Respecto a esta situación cabe mencionar las recomendaciones del estudio Las empresas de alto crecimiento no surgen por azar. Recomendaciones para actuar en su ecosistema, realizado desde el Insight Foresight Institute junto con RedEmprendia y la Real Academia de Ingeniería sobre las EAC en España. En él, analizamos qué factores ayudan a los emprendedores a que sus negocios sean capaces de ir más allá de la etapa de puesta en marcha para convertirse en proyectos de alto crecimiento.

Este reto se ha afrontado mediante una propuesta de ecosistema de emprendimiento para las EAC, analizando seis dimensiones: cultura, talento, conocimiento, financiación, gobernanza y mercados.
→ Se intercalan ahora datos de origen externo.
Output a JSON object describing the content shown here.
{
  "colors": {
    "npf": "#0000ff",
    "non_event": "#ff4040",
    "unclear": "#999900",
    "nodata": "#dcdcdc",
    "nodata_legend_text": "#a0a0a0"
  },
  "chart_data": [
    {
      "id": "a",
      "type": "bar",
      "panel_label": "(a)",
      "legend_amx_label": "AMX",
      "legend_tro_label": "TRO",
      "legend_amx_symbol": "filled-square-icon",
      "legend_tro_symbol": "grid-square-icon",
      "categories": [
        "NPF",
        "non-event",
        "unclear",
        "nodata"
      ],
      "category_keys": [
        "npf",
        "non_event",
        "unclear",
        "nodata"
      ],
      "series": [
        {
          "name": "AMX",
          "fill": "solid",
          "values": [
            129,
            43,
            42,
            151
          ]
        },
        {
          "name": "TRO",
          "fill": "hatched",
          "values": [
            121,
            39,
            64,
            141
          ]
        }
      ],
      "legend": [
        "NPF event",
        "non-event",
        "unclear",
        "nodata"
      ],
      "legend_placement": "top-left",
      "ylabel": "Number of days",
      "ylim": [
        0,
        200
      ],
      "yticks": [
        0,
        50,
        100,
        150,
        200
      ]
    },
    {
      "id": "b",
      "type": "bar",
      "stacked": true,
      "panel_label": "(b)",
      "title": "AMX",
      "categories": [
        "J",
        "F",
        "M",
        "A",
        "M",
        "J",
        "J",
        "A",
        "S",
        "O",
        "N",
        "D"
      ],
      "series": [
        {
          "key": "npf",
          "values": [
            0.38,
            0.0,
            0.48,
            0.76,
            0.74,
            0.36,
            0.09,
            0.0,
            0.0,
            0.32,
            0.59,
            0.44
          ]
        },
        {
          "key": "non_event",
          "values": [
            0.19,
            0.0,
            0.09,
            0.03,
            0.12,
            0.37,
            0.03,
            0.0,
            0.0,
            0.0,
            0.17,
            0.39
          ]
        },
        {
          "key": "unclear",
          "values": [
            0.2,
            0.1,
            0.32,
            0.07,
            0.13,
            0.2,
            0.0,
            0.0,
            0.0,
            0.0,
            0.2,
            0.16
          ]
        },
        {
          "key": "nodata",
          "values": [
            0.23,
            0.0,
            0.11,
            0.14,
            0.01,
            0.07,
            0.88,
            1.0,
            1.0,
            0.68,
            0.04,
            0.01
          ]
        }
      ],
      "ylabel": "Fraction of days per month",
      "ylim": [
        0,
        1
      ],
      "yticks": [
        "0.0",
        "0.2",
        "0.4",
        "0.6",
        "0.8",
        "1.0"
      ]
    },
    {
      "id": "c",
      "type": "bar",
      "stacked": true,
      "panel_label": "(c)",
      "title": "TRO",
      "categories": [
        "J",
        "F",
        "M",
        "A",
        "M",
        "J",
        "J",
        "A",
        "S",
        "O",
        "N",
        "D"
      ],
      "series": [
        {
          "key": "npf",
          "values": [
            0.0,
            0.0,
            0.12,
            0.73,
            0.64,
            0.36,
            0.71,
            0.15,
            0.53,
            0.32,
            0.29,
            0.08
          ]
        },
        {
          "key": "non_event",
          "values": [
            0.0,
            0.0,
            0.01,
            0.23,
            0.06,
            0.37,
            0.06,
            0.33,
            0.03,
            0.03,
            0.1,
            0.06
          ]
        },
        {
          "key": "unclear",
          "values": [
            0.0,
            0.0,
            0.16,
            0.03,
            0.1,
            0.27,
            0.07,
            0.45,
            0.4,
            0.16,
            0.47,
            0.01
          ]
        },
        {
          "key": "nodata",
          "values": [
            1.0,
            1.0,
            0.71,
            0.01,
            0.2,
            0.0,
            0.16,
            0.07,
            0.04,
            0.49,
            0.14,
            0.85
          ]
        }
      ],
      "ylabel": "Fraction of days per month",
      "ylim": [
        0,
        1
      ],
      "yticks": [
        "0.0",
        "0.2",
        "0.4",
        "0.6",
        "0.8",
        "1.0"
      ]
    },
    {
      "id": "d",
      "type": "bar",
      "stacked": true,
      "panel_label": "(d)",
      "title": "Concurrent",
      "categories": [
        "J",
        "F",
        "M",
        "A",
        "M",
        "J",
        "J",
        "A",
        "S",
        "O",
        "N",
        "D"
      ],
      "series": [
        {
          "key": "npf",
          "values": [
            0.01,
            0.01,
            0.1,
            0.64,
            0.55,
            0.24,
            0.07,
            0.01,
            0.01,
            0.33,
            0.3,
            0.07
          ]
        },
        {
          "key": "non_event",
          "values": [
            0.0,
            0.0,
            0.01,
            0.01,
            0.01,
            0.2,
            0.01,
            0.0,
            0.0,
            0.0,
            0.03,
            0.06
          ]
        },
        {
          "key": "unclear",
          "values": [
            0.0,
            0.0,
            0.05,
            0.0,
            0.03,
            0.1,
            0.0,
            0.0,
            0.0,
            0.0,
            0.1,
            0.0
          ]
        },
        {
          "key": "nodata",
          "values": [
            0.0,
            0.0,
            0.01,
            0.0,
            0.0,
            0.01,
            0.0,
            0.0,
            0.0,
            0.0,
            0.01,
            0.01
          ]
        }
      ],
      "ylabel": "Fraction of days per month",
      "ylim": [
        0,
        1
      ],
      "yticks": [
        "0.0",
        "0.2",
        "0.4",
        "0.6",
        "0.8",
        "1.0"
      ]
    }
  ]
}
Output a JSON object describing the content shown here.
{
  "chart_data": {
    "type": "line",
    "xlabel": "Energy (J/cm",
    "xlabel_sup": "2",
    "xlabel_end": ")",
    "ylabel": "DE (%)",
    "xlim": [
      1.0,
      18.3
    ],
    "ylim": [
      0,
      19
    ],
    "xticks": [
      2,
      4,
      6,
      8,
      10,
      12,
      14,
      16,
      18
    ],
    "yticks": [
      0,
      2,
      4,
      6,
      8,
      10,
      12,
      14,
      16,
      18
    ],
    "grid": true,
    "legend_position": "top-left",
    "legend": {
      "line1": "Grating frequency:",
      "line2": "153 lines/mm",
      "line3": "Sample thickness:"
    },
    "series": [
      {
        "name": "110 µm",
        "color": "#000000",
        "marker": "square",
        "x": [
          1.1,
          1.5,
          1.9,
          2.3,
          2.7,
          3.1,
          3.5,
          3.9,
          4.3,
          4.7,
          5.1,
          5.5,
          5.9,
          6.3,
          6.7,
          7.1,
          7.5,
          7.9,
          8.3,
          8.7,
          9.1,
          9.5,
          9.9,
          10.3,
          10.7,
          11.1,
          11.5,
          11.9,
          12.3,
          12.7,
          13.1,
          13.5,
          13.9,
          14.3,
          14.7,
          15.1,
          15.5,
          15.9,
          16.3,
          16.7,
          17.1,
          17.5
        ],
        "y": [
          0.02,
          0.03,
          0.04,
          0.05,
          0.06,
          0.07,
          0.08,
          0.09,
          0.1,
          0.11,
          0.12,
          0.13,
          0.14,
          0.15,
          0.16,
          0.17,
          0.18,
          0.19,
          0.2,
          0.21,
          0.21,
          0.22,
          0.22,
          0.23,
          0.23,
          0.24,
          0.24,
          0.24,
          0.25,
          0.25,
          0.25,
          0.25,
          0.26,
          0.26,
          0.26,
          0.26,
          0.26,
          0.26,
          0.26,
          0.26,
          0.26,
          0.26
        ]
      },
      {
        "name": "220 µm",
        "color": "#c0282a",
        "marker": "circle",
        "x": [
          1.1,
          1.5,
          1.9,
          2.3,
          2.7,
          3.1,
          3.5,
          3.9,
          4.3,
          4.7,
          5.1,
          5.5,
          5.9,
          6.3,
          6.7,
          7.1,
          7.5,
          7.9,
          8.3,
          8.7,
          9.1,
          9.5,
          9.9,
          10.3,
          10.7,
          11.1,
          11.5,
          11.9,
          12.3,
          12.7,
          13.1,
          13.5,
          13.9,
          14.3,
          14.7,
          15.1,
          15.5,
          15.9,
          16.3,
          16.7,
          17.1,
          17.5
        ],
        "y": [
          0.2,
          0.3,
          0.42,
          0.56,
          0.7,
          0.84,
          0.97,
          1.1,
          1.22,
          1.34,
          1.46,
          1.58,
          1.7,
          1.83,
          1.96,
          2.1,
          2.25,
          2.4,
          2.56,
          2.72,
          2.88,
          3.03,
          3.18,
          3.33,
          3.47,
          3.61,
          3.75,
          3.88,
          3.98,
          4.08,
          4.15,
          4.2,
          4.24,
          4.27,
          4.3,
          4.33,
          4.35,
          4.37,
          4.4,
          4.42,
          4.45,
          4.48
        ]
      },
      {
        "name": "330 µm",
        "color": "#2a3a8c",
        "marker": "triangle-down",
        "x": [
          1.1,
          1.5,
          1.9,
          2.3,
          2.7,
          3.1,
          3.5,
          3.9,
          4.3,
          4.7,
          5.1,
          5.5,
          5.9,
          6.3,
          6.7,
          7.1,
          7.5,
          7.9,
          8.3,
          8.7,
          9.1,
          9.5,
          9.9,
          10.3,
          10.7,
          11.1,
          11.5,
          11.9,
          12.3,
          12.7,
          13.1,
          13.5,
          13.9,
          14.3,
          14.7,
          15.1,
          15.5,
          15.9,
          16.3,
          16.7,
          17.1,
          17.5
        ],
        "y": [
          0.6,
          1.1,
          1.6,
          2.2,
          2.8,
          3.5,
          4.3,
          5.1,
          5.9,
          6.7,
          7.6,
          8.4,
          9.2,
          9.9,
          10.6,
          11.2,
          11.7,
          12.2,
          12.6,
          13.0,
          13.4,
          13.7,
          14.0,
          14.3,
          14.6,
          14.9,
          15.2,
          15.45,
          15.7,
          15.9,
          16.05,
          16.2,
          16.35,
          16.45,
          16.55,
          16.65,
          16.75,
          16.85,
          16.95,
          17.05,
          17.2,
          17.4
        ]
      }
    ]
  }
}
Mientras el estudio desarrolla recomendaciones para todo el ecosistema, encontramos también medidas concretas para pymes en cada una de las seis dimensiones.

En primer lugar, las empresas deberían desarrollar una cultura interna a favor del crecimiento y del intraemprendimiento (desterrando la política del “no te pago para que pienses”), incentivando a los trabajadores a aportar ideas que favorezcan el crecimiento y la innovación, y haciéndoles partícipes (económicamente o a través de otro tipo de incentivos) de los logros alcanzados gracias a sus ideas.

En segundo lugar, los directivos encargados de dirigir las empresas pequeñas deberían recibir programas de formación específicos para directivos de EAC, dado que estos se enfrentan a un nivel de incertidumbre y exigencia mayores. Además, se deberían establecer programas de incentivos alineados con los objetivos de expansión de la empresa.

En cuanto a la creación y difusión del conocimiento, se debe extraer más valor de los esfuerzos realizados en innovación, fomentando una filosofía de lean startup con el fin de impulsar la creación de primeras pruebas de concepto o producto mínimo viable y conseguir una mejor gestión del riesgo-beneficio.

En lo relativo al acceso a financiación y capital, las empresas tendrían que perder el miedo a liderar iniciativas para lanzar fusiones y adquisiciones y OPV en mercados secundarios tanto españoles como europeos. En España, el Mercado Alternativo Bursátil facilita a estas empresas un acceso relativamente más sencillo y eficiente al mercado de valores. Es una plataforma diseñada para que las pequeñas empresas con proyectos de expansión puedan beneficiarse de las ventajas del mercado: financiación, visibilidad, liquidez, valoración, etc.

En el apartado de gobernanza, hay que impulsar desde la empresa las colaboraciones público-privadas para conseguir acceso a los múltiples recursos y conocimientos técnicos de los organismos públicos (universidades y organismos públicos de investigación), como por ejemplo accediendo a instalaciones y medios materiales de I+D o conectando con recursos humanos relacionados con la I+D.

Por último, la empresa tendrá que ver la internacionalización como un deber para el crecimiento. Deberá intentar asistir y participar en las múltiples misiones internacionales que se organizan desde organismos públicos y aprovechar el impulso que otras grandes empresas pueden realizar en dichas misiones.

Estas son algunas de las iniciativas que las empresas pequeñas pueden realizar como parte de sus acciones de consolidación y expansión, pero no cabe duda de que para crear un ecosistema que apoye el alto crecimiento empresarial se necesita la participación activa de otros agentes, pero eso será objeto de otro artículo.